Individual languages can perish or be wiped out. The interaction of fate, technology,
and capitalism is what is important most.

 Under Latin and above the spoken vernaculars, they first and foremost established
unified fields of exchange and communication. Second, print capitalism gave
the language a fresh sense of fixity, which eventually contributed to the creation of
the subjective notion of the nation that is so strongly rooted in the idea of antiquity.

 Then, print capitalism produced power languages that were distinct from the earlier
administrative vernaculars. The fixing of print languages and the differentiation of
status between them were historically largely unconscious processes brought about
by the explosive interaction of capitalism, technology, and linguistic diversity in
humans.
 The convergence of capitalism and print technology on the fatal diversity of human
language created the possibility of a new form of imagined community, which in its
basic morphology set the stage for the modern nation, is how we can summarize
the conclusions to be drawn from the argument so far.

 Since they were historically the first such states to appear on the global stage, they
inevitably provided the first accurate representations of what such states should
"look like," and their numbers and recent births provide an excellent basis for
comparative enquiry.

III. Creole Pioneers

 The political initiation of the lower classes was connected to the rise of nationalism
in a distinctly modern sense. One important factor initially igniting the drive for
independence from Madrid, in such significant cases as Venezuela, Mexico, and
Peru, was the fear of "lower-class" political mobilizations, which was far from an
attempt to "induct the lower classes into political life."

 Additionally, the expansion of Creole communities, particularly in the Eurasians,


Eurafricans, and Euramericans inevitably emerged as distinct social groups, not just
in the Americas but also in some regions of Asia and Africa. Their emergence
allowed for the flourishing of a way of thinking that prefigures modern racism.

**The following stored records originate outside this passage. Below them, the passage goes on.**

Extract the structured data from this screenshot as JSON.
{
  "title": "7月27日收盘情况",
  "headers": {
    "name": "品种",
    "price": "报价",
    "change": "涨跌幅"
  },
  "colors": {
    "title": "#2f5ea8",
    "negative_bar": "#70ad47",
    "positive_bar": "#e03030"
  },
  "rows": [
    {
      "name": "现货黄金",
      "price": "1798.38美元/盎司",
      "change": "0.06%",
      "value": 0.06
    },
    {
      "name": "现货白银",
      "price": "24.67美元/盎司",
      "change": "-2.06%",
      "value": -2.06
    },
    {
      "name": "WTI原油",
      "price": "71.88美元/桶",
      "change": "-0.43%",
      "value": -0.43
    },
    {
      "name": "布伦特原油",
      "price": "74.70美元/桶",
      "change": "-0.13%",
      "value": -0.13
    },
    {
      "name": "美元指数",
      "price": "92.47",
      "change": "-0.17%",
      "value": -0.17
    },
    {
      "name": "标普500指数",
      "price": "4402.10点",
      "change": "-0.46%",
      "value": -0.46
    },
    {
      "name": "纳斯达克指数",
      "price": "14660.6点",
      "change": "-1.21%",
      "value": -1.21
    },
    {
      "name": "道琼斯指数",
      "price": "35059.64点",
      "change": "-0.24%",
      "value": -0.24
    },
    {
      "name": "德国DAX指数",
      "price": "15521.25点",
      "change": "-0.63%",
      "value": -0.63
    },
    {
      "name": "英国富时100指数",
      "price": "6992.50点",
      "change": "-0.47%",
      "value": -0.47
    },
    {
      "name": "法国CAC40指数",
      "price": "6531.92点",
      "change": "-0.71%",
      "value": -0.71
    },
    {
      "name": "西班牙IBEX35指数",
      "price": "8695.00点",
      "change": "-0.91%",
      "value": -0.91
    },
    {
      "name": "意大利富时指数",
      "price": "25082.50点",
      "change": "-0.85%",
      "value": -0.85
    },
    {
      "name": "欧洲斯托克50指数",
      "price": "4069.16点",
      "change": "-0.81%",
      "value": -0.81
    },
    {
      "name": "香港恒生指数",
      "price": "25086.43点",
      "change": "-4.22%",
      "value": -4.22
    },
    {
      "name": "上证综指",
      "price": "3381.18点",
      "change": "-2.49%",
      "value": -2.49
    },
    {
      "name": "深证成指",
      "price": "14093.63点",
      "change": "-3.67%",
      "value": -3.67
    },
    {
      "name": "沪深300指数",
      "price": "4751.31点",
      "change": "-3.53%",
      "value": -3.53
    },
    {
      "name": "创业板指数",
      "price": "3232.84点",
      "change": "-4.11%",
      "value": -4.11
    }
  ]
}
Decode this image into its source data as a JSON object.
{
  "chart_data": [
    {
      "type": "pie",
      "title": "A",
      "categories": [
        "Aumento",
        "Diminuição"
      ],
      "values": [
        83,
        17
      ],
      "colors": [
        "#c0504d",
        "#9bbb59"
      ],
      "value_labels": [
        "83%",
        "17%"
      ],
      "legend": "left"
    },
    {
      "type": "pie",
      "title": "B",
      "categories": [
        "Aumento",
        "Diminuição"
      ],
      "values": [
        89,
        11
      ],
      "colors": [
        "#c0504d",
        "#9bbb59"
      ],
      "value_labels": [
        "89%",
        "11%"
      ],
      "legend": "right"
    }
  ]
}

 The tightening of Madrid's control and the spread of the liberalizing Enlightenment
ideas in the second half of the eighteenth century are the two factors that are most
frequently cited as causes.

 We've seen that the very idea of a newspaper implies the reflection of even "world
events" into a particular imagined world of vernacular readers, and we've also seen
how important an idea of steady, solid simultaneity through time is to that imagined
community.

 The Protestant, English-speaking Creoles to the north were much better positioned
to realize the idea of "America" and eventually succeeded in claiming the common
name of "Americans." It goes without saying that the economic interests at stake
are fundamentally important and well-known.

 Neither economic interest, Liberalism, nor Enlightenment could, or did, create in


themselves the kind, or shape, of imagined community to be defended from these
regimes' depredations; to put it another way, none provided the framework of a new
consciousness — the scarcely-seen periphery of its vision - as opposed to centre-
field objects of its admiration or disgust. In accomplishing this specific task, pilgrim
Creole functionaries and provincial Creole printmen played the decisive historic role.